Immediately all the patients forgot their own wounds and wanted to know why it was so important to get “that thing out”. An instantaneous, concentrated babble went on with Harry right in the middle of it. He was about to push the stretcher out the glass door when he was blocked by a well-mea
ning intern.
“You need any help, Doctor?”
“No thank you,” said Harry quietly, hardly moving his lips off his teeth. “I was just leaving.”

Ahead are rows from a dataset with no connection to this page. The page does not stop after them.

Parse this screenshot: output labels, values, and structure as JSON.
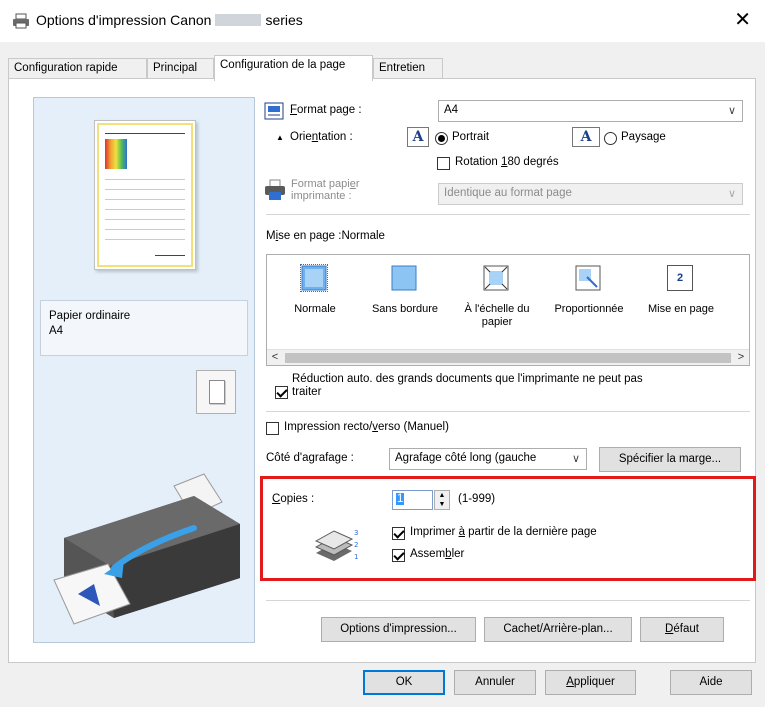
{
  "window": {
    "title_prefix": "Options d'impression Canon",
    "title_suffix": "series",
    "close_glyph": "✕"
  },
  "tabs": [
    "Configuration rapide",
    "Principal",
    "Configuration de la page",
    "Entretien"
  ],
  "active_tab_index": 2,
  "preview": {
    "paper_type": "Papier ordinaire",
    "paper_size": "A4"
  },
  "page_setup": {
    "format_label_u": "F",
    "format_label_rest": "ormat page :",
    "format_value": "A4",
    "orientation_label_a": "Orie",
    "orientation_label_u": "n",
    "orientation_label_b": "tation :",
    "orient_glyph": "A",
    "portrait_label": "Portrait",
    "landscape_label": "Paysage",
    "orientation_selected": "Portrait",
    "rotate_label_a": "Rotation ",
    "rotate_label_u": "1",
    "rotate_label_b": "80 degrés",
    "rotate_checked": false,
    "printer_paper_label_1": "Format papi",
    "printer_paper_label_u": "e",
    "printer_paper_label_1b": "r",
    "printer_paper_label_2": "imprimante :",
    "printer_paper_value": "Identique au format page",
    "printer_paper_enabled": false
  },
  "layout": {
    "header_a": "M",
    "header_u": "i",
    "header_b": "se en page :Normale",
    "items": [
      {
        "label": "Normale",
        "icon": "normal-layout-icon",
        "selected": true
      },
      {
        "label": "Sans bordure",
        "icon": "borderless-layout-icon",
        "selected": false
      },
      {
        "label": "À l'échelle du papier",
        "icon": "fit-to-paper-icon",
        "selected": false
      },
      {
        "label": "Proportionnée",
        "icon": "scaled-layout-icon",
        "selected": false
      },
      {
        "label": "Mise en page",
        "icon": "page-layout-icon",
        "selected": false,
        "badge": "2"
      }
    ],
    "scroll_left": "<",
    "scroll_right": ">"
  },
  "reduction": {
    "checked": true,
    "line1": "Réduction auto. des grands documents que l'imprimante ne peut pas",
    "line2": "traiter"
  },
  "duplex": {
    "checked": false,
    "label_a": "Impression recto/",
    "label_u": "v",
    "label_b": "erso (Manuel)"
  },
  "stapling": {
    "label": "Côté d'agrafage :",
    "value": "Agrafage côté long (gauche",
    "margin_button": "Spécifier la marge..."
  },
  "copies": {
    "label_u": "C",
    "label_rest": "opies :",
    "value": "1",
    "range": "(1-999)",
    "last_page": {
      "checked": true,
      "label_a": "Imprimer ",
      "label_u": "à",
      "label_b": " partir de la dernière page"
    },
    "collate": {
      "checked": true,
      "label_a": "Assem",
      "label_u": "b",
      "label_b": "ler"
    }
  },
  "bottom_buttons": {
    "print_options": "Options d'impression...",
    "stamp_background": "Cachet/Arrière-plan...",
    "default_u": "D",
    "default_rest": "éfaut"
  },
  "dialog_buttons": {
    "ok": "OK",
    "cancel": "Annuler",
    "apply_u": "A",
    "apply_rest": "ppliquer",
    "help": "Aide"
  },
  "colors": {
    "highlight_box": "#e11a1a",
    "preview_bg": "#e4effa",
    "accent": "#0078d7"
  }
}
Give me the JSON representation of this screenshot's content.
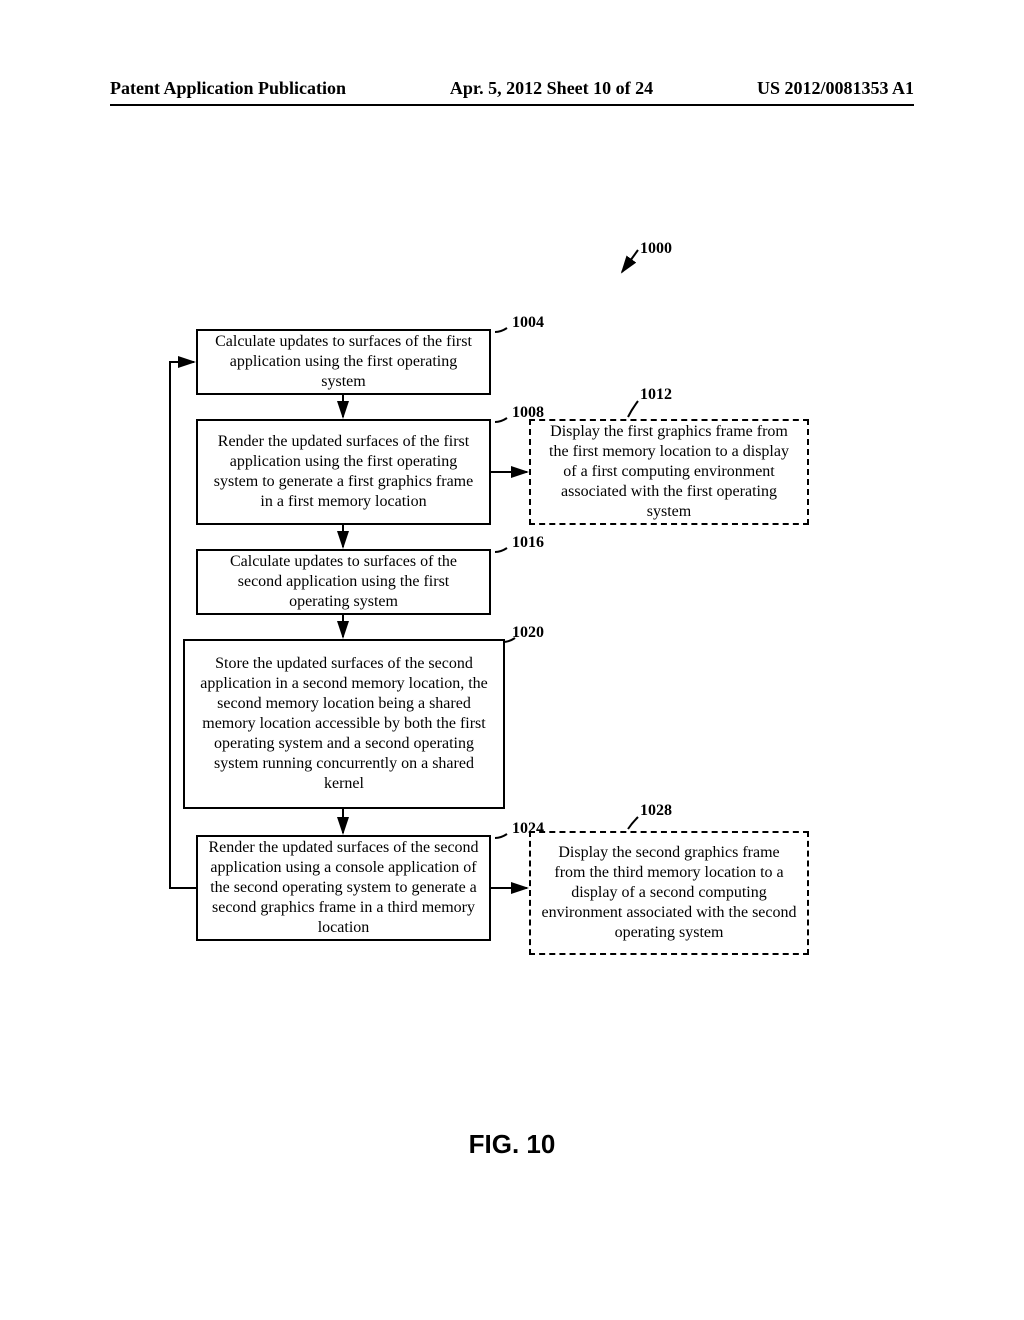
{
  "header": {
    "left": "Patent Application Publication",
    "center": "Apr. 5, 2012  Sheet 10 of 24",
    "right": "US 2012/0081353 A1"
  },
  "figure": {
    "label": "FIG. 10",
    "main_ref": "1000"
  },
  "boxes": {
    "b1004": {
      "ref": "1004",
      "text": "Calculate updates to surfaces of the first application using the first operating system"
    },
    "b1008": {
      "ref": "1008",
      "text": "Render the updated surfaces of the first application using the first operating system to generate a first graphics frame in a first memory location"
    },
    "b1012": {
      "ref": "1012",
      "text": "Display the first graphics frame from the first memory location to a display of a first computing environment associated with the first operating system"
    },
    "b1016": {
      "ref": "1016",
      "text": "Calculate updates to surfaces of the second application using the first operating system"
    },
    "b1020": {
      "ref": "1020",
      "text": "Store the updated surfaces of the second application in a second memory location, the second memory location being a shared memory location accessible by both the first operating system and a second operating system running concurrently on a shared kernel"
    },
    "b1024": {
      "ref": "1024",
      "text": "Render the updated surfaces of the second application using a console application of the second operating system to generate a second graphics frame in a third memory location"
    },
    "b1028": {
      "ref": "1028",
      "text": "Display the second graphics frame from the third memory location to a display of a second computing environment associated with the second operating system"
    }
  }
}
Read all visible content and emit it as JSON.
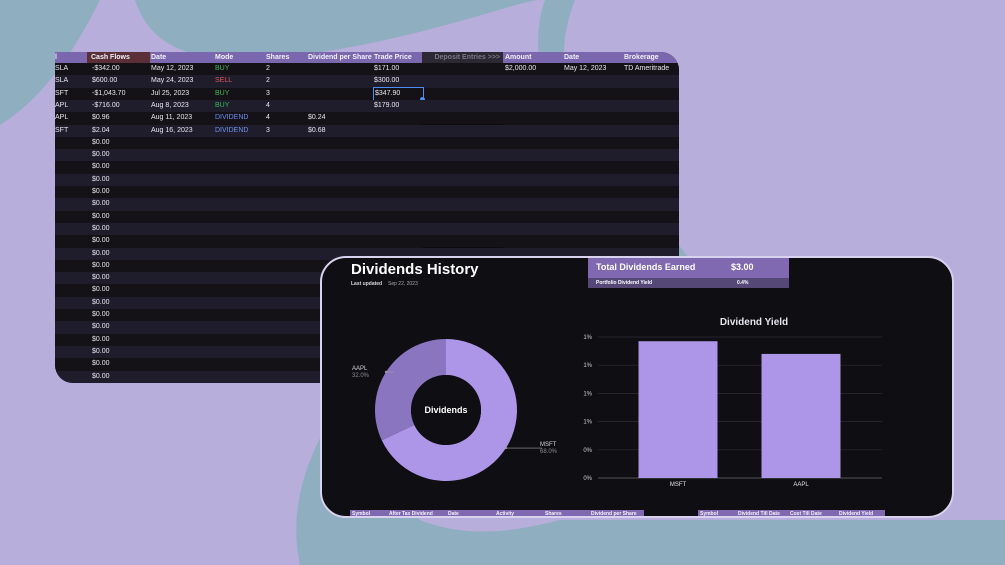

“Not that way, you’re not!” the strident nurse called out, seemingly possessed of superhearing. “I’m surprised at you, Doctor, bringing a cadaver through emergency and trying to move it out the arrival door.”
The stupid nurse set the fuse, lit it, and then, for good measure, pushed the plunger. The emergency room went into an immediate uproar on top of its usual chaos. The shocked patients had no way of knowing that even a real corpse could not hurt them unless it was a bubonic-plague carrier. It was hardly explainable now. Gosha was practically forced to look up.
The Oriental did a double take on the back of Callahan’s head. He looked at the “doctor’s” feet, then excused himself, and hastily moved toward the hospital’s interior. Harry glanced over his shoulder at Gosha’s retreating figure.
“Is there anything I can do for you, Doctor?” the intern asked again.
“Yes,” said Harry sweetly, and then grabbed the man’s lapels. With a single sweeping throw, Harry hurled the intern right into the black nurse’s midsection. The man fell on his ass, but the woman was knocked back into her wheeled deck chair. She rolled back three feet, hit the side of a desk, and toppled over backward.
Callahan didn’t see her slapstick tumble. His mind working and his stomach twisting, he pushed Suni’s stretcher out the double doors and right into the back of a parked ambulance. As he secured her inside, the ambulance’s driver came running from the wall, a cup of coffee sloshing in his hand.